A bag has 5 red and 3 blue balls. One ball is drawn, its colour noted, and it is not replaced. A second ball is then drawn. Complete a tree diagram and find $P(\text{one red and one blue})$.

Show Solution

$P(\text{red then blue}) = \dfrac{5}{8} \times \dfrac{3}{7} = \dfrac{15}{56}$

$P(\text{blue then red}) = \dfrac{3}{8} \times \dfrac{5}{7} = \dfrac{15}{56}$

$P(\text{one of each}) = \dfrac{15}{56} + \dfrac{15}{56} = \dfrac{30}{56} = \dfrac{15}{28}$

Question 7

$P(X \cup Y) = 0.8$, $P(X) = 0.6$, $P(Y) = 0.5$. Find $P(X \cap Y)$ and $P(X' \cap Y)$.

Show Solution

$P(X \cap Y) = P(X) + P(Y) - P(X \cup Y) = 0.6 + 0.5 - 0.8 = 0.3$

$P(X' \cap Y)$ = in $Y$ but not $X$ $= P(Y) - P(X \cap Y) = 0.5 - 0.3 = 0.2$

Question 8 Extended

A medical test for a disease gives a positive result for 95% of people who have the disease and a positive result for 4% of people who do not have the disease. In a population where 2% have the disease, find the probability that a person who tests positive actually has the disease.

Show Solution

Let $D$ = has disease, $T+$ = tests positive.

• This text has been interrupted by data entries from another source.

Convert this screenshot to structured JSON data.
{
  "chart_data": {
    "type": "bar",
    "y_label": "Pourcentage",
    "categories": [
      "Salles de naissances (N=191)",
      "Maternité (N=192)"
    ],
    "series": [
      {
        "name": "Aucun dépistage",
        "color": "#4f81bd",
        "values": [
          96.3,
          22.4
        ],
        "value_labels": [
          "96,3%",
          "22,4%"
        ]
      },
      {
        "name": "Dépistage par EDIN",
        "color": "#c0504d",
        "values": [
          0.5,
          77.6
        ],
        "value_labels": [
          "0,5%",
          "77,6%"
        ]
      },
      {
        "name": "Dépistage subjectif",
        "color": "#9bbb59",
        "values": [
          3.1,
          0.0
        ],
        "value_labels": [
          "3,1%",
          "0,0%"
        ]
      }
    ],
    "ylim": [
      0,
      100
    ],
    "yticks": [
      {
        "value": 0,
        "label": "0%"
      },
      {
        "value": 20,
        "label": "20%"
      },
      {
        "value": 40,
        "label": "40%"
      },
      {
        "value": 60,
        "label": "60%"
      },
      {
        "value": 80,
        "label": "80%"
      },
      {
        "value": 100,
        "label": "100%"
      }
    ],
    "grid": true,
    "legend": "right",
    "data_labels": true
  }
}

$P(D) = 0.02$, $P(D') = 0.98$, $P(T+ \mid D) = 0.95$, $P(T+ \mid D') = 0.04$

$P(T+) = P(T+ \mid D) \cdot P(D) + P(T+ \mid D') \cdot P(D')$

$= 0.95 \times 0.02 + 0.04 \times 0.98 = 0.019 + 0.0392 = 0.0582$

$P(D \mid T+) = \dfrac{P(T+ \mid D) \cdot P(D)}{P(T+)} = \dfrac{0.019}{0.0582} \approx 0.326$

So only about $32.6\%$ of those who test positive actually have the disease — illustrating the importance of disease prevalence in interpreting test results.

Question 9

A card is drawn at random from a pack of 52 playing cards. Events: $H$ = card is a heart, $K$ = card is a king. Find $P(H \cup K)$.

Show Solution

$P(H) = \dfrac{13}{52} = \dfrac{1}{4}$; $P(K) = \dfrac{4}{52} = \dfrac{1}{13}$; $P(H \cap K) = \dfrac{1}{52}$ (king of hearts)

$P(H \cup K) = \dfrac{13}{52} + \dfrac{4}{52} - \dfrac{1}{52} = \dfrac{16}{52} = \dfrac{4}{13}$

Question 10 Extended

From Question 9, find the probability that a randomly chosen card is a king, given that it is a heart.

Show Solution

$P(K \mid H) = \dfrac{P(K \cap H)}{P(H)} = \dfrac{1/52}{13/52} = \dfrac{1}{13}$

Note that $P(K \mid H) = P(K) = \dfrac{1}{13}$, which confirms that $H$ and $K$ are independent events.